Objective: To characterize the spectrum of clinical, genetic and neuroimaging findings in PLA2G6-associated neurodegeneration (PLAN). Methods: Cross-sectional multi-center study. PLAN patients were examined following a standardized protocol. Sanger and MLPA methods were used to screen point mutations and large deletions/duplications.

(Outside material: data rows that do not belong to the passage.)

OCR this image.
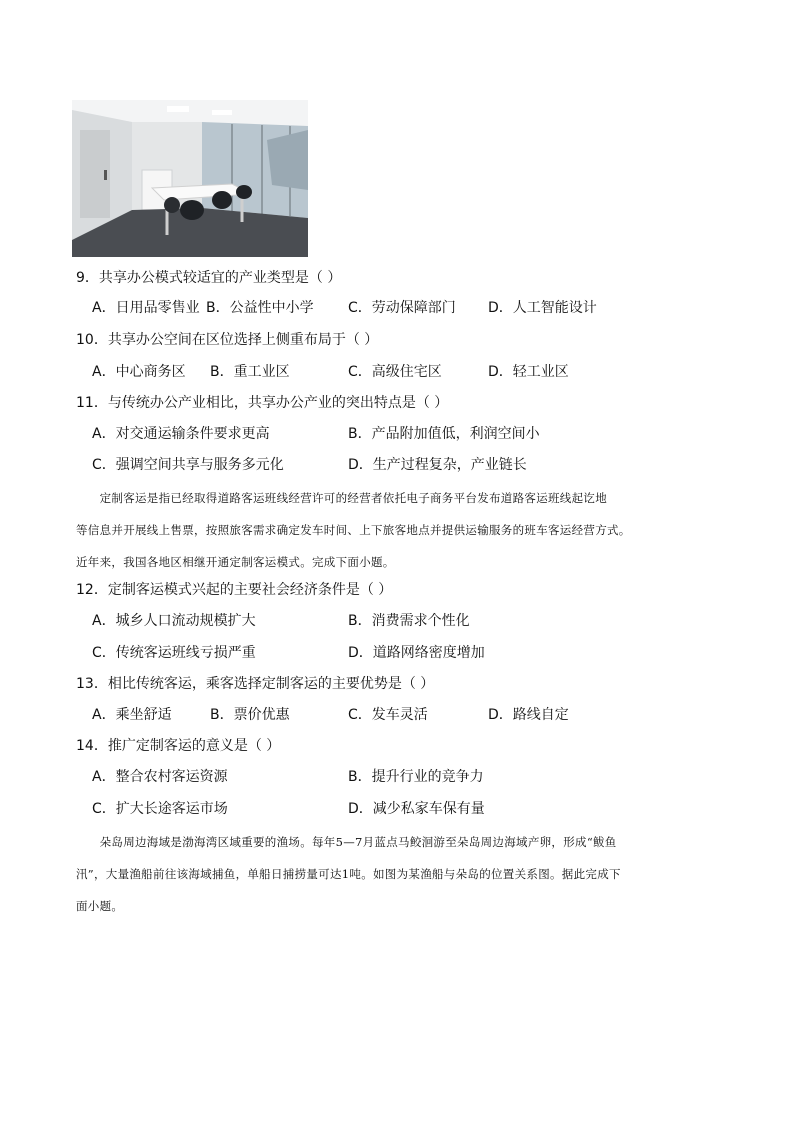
9．共享办公模式较适宜的产业类型是（ ）
A．日用品零售业 B．公益性中小学 C．劳动保障部门 D．人工智能设计
10．共享办公空间在区位选择上侧重布局于（ ）
A．中心商务区 B．重工业区	C．高级住宅区	D．轻工业区
11．与传统办公产业相比，共享办公产业的突出特点是（ ）
A．对交通运输条件要求更高	B．产品附加值低，利润空间小
C．强调空间共享与服务多元化	D．生产过程复杂，产业链长
　　定制客运是指已经取得道路客运班线经营许可的经营者依托电子商务平台发布道路客运班线起讫地
等信息并开展线上售票，按照旅客需求确定发车时间、上下旅客地点并提供运输服务的班车客运经营方式。
近年来，我国各地区相继开通定制客运模式。完成下面小题。
12．定制客运模式兴起的主要社会经济条件是（ ）
A．城乡人口流动规模扩大	B．消费需求个性化
C．传统客运班线亏损严重	D．道路网络密度增加
13．相比传统客运，乘客选择定制客运的主要优势是（ ）
A．乘坐舒适	B．票价优惠	C．发车灵活	D．路线自定
14．推广定制客运的意义是（ ）
A．整合农村客运资源	B．提升行业的竞争力
C．扩大长途客运市场	D．减少私家车保有量
　　朵岛周边海域是渤海湾区域重要的渔场。每年5—7月蓝点马鲛洄游至朵岛周边海域产卵，形成“鲅鱼
汛”，大量渔船前往该海域捕鱼，单船日捕捞量可达1吨。如图为某渔船与朵岛的位置关系图。据此完成下
面小题。
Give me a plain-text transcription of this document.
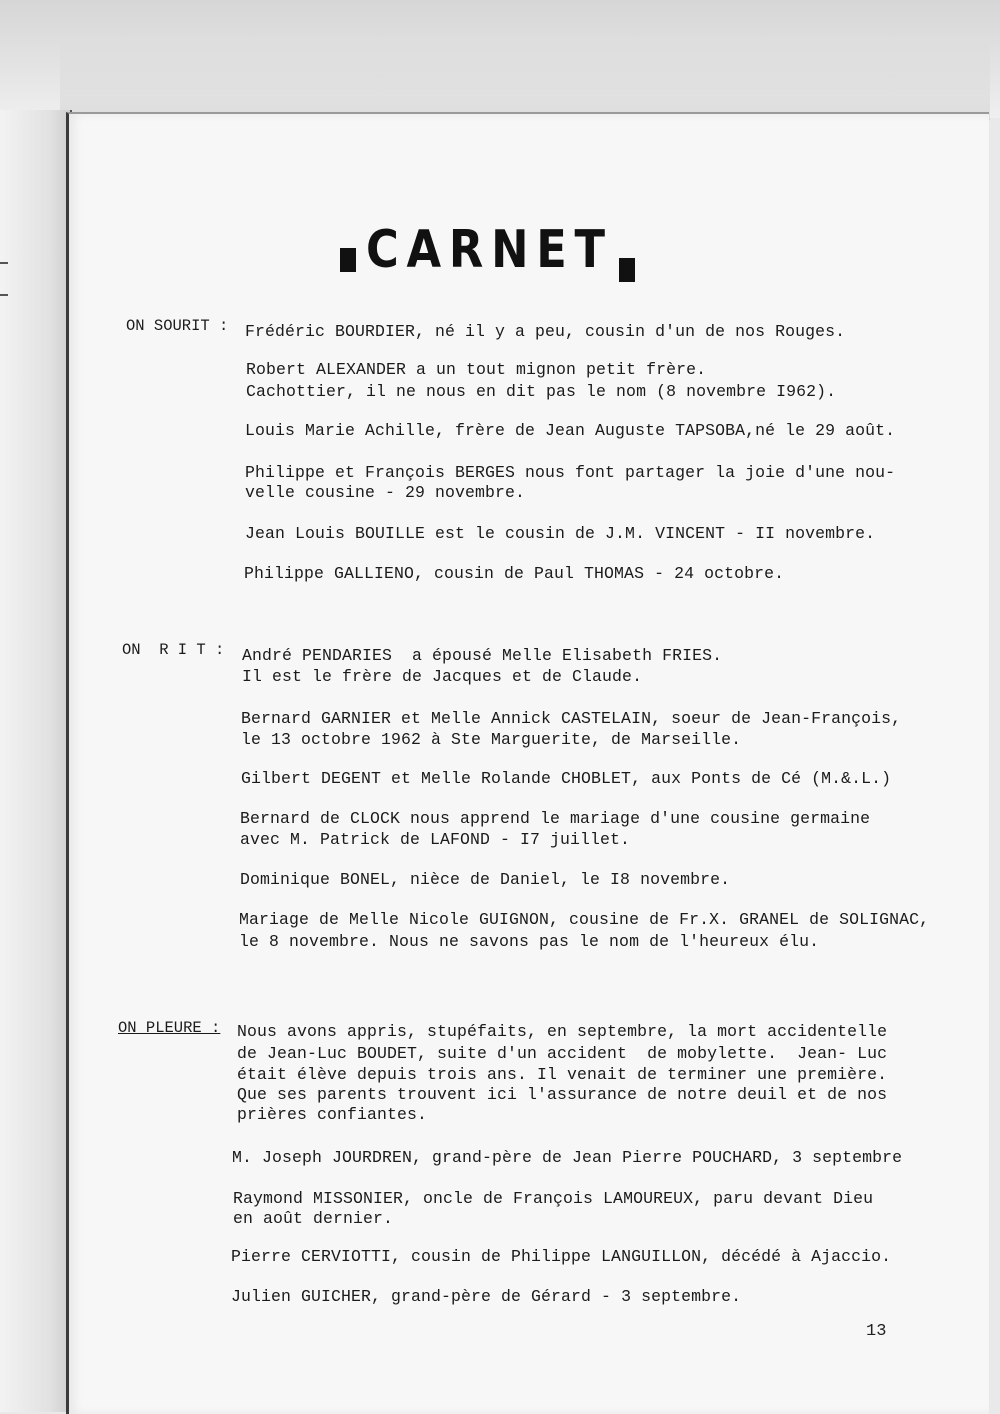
CARNET
ON SOURIT : Frédéric BOURDIER, né il y a peu, cousin d'un de nos Rouges.
Robert ALEXANDER a un tout mignon petit frère.
Cachottier, il ne nous en dit pas le nom (8 novembre I962).
Louis Marie Achille, frère de Jean Auguste TAPSOBA,né le 29 août.
Philippe et François BERGES nous font partager la joie d'une nou-
velle cousine - 29 novembre.
Jean Louis BOUILLE est le cousin de J.M. VINCENT - II novembre.
Philippe GALLIENO, cousin de Paul THOMAS - 24 octobre.
ON  R I T : André PENDARIES  a épousé Melle Elisabeth FRIES.
Il est le frère de Jacques et de Claude.
Bernard GARNIER et Melle Annick CASTELAIN, soeur de Jean-François,
le 13 octobre 1962 à Ste Marguerite, de Marseille.
Gilbert DEGENT et Melle Rolande CHOBLET, aux Ponts de Cé (M.&.L.)
Bernard de CLOCK nous apprend le mariage d'une cousine germaine
avec M. Patrick de LAFOND - I7 juillet.
Dominique BONEL, nièce de Daniel, le I8 novembre.
Mariage de Melle Nicole GUIGNON, cousine de Fr.X. GRANEL de SOLIGNAC,
le 8 novembre. Nous ne savons pas le nom de l'heureux élu.
ON PLEURE : Nous avons appris, stupéfaits, en septembre, la mort accidentelle
de Jean-Luc BOUDET, suite d'un accident  de mobylette.  Jean- Luc
était élève depuis trois ans. Il venait de terminer une première.
Que ses parents trouvent ici l'assurance de notre deuil et de nos
prières confiantes.
M. Joseph JOURDREN, grand-père de Jean Pierre POUCHARD, 3 septembre
Raymond MISSONIER, oncle de François LAMOUREUX, paru devant Dieu
en août dernier.
Pierre CERVIOTTI, cousin de Philippe LANGUILLON, décédé à Ajaccio.
Julien GUICHER, grand-père de Gérard - 3 septembre.
13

Two pediatric neuroradiologists performed qualitative assessment of the size, shape and signal intensity of different brain structures on MRI. The relative diameter of the midsagittal vermis (MSV) and the clava size were calculated using a T1-midsagittal section. Results: Sixteen patients from 13 families (mean 10.7 years, range 3–33; 5 males) were identified with missense, nonsense and frameshift mutations in PLA2G6, five of them being novel. Uniparental disomy was identified in twin sisters. Median age at onset (years) of signs/symptoms were: neurological regression (1.5) (n = 15), oculomotor abnormalities (1.5) (n = 6), hypotonia (2) (n = 9), spasticity (3) (n = 13), dysphagia (4) (n = 11), neuropathy (4) (n = 8), seizures (5.9) (n = 8), optic atrophy (6.5) (n = 6), dystonia (9) (n = 9) and parkinsonism (14.5) (n = 4). Qualitative assessment of eighteen MRIs showed cerebellar atrophy (18), pallidum and sustantia nigra hypointensity (8), clava hypertrophy (7), thin corpus callosum (6), hyperintensity of the cerebellar cortex (4) and dentate (4), and cerebral atrophy (3). Age at gait loss correlated with age at onset of neuropathy (r = 0.88) and with the MSV (r = 0.749). Moreover, patients with neuropathy had lower MSV (p = 0.005). Clava size did not correlate with cerebellar atrophy or other clinical variables. Patients with iron deposition had a longer disease duration at the time of MRI (10.3 ± 6.4 versus 2.2 ± 2.8 years, p = 0.02). Conclusion: Our study demonstrated that gait loss in PLA2G6-patients was closely linked to cerebellar atrophy and neuropathy. Dystonia and parkinsonism, together with iron deposition, where later signs of nigrostriatal degeneration. We expand the spectrum of PLA2G6 mutations and identify uniparental disomy as a relevant mechanism, highlighting the importance of parental carrier testing to predict the recurrence risk for families.